Iriyat examined Ev again, and then Ev’s father. Ev bit her lip, acutely aware of their difference. Ev had grown up on a farm an hour’s walk from the city, but she took af
ter her Adpri father instead of her Laalvuri mother, so sometimes people treated her like she didn’t belong.
Laalvur was a port city that welcomed everyone. Only sometimes it didn’t feel very welcoming. When Iriyat looked at Ev and her father, was she thinking the same things that the Orzatvur village school kids said to Ev? They say Adappyr’s a paradise, and the only people who leave are the ones who get kicked out. The criminals. I bet your father’s a murderer!
But Iriyat’s gaze softened. She held up a hand in apology to Ev, then touched it to her heart. Unlike the rest of her, her hands were bare. Her pale skin surprised Ev. Not only because that color, faint peach-pink like the inside of an unripe melon, was rare in Laalvur, but also because it made no sense. Whether Iriyat was covering herself for modesty or sun protection, she ought to include her hands. Where were her gloves?
No other part of her was exposed. She was even wearing leather boots. Her tunic had long, tight sleeves, and the fabric at her neck went right up to her chin. An imposing silver collar ringed her neck. All those layers with all that jewelry on top. Ev was hot and tired in her own clothes, built to be practical in the heat.
Iriyat ha-Varensi showed no sign of discomfort. It was only Ev who was sweating, burning under the gaze of those eyes. Iriyat was no taller than her, but Ev felt as if the woman towered over her. She’d breathe easier if Papa came over. He was taller than everyone.
“I hope you can help me. I’m looking for a girl,” she said. “A tiny little one. Black hair. About nine years old. She might be dressed in rags, the poor thing. I had word that she was here earlier this shift, causing trouble.”

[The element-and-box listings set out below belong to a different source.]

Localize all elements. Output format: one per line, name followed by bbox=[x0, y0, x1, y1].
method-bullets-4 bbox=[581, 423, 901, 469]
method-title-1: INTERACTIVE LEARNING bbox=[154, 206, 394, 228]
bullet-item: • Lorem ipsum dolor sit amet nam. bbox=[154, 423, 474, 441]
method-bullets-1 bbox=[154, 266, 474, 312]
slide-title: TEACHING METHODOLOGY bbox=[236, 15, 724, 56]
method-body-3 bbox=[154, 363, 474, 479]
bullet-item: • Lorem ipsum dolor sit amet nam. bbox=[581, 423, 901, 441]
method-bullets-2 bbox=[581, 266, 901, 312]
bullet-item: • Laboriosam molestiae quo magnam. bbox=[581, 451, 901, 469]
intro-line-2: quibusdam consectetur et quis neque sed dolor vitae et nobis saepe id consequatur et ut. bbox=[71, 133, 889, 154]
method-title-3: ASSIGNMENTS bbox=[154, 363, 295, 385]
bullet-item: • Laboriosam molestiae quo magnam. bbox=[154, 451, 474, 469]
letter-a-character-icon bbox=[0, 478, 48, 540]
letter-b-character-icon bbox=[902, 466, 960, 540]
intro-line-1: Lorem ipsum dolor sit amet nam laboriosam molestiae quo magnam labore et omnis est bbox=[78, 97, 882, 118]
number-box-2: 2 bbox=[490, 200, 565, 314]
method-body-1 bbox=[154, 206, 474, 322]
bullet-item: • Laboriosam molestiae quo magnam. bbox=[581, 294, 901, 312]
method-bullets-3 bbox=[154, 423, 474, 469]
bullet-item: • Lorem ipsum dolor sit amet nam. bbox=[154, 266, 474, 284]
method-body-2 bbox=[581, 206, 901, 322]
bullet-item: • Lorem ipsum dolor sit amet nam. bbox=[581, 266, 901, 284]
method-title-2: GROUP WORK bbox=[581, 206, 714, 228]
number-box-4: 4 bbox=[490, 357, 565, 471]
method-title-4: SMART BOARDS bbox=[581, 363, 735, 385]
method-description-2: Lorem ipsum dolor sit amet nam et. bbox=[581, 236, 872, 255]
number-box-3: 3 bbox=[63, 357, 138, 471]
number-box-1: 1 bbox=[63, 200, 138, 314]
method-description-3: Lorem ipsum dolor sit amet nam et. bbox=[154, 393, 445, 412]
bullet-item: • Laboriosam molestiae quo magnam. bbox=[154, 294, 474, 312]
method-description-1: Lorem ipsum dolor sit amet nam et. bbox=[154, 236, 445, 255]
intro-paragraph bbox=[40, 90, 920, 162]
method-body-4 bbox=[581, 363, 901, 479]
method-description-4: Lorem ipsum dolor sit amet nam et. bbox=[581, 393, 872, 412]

What was her connection to the girl? Did she want to help her? That would make sense. Someone should help her.
Ev’s father came to stand behind Ev. He put a hand on her shoulder. Ev didn’t look up at his face, but she guessed he was scowling.
Iriyat wasn’t intimidated. “Oh,” she said. She had a beautiful laugh. Her jewelry jangled. “You must think me very rude. I’m so sorry not to have introduced myself. Iriyat ha-Varensi,” she said, as if it were funny to have to state her own name. Her voice was not unkind.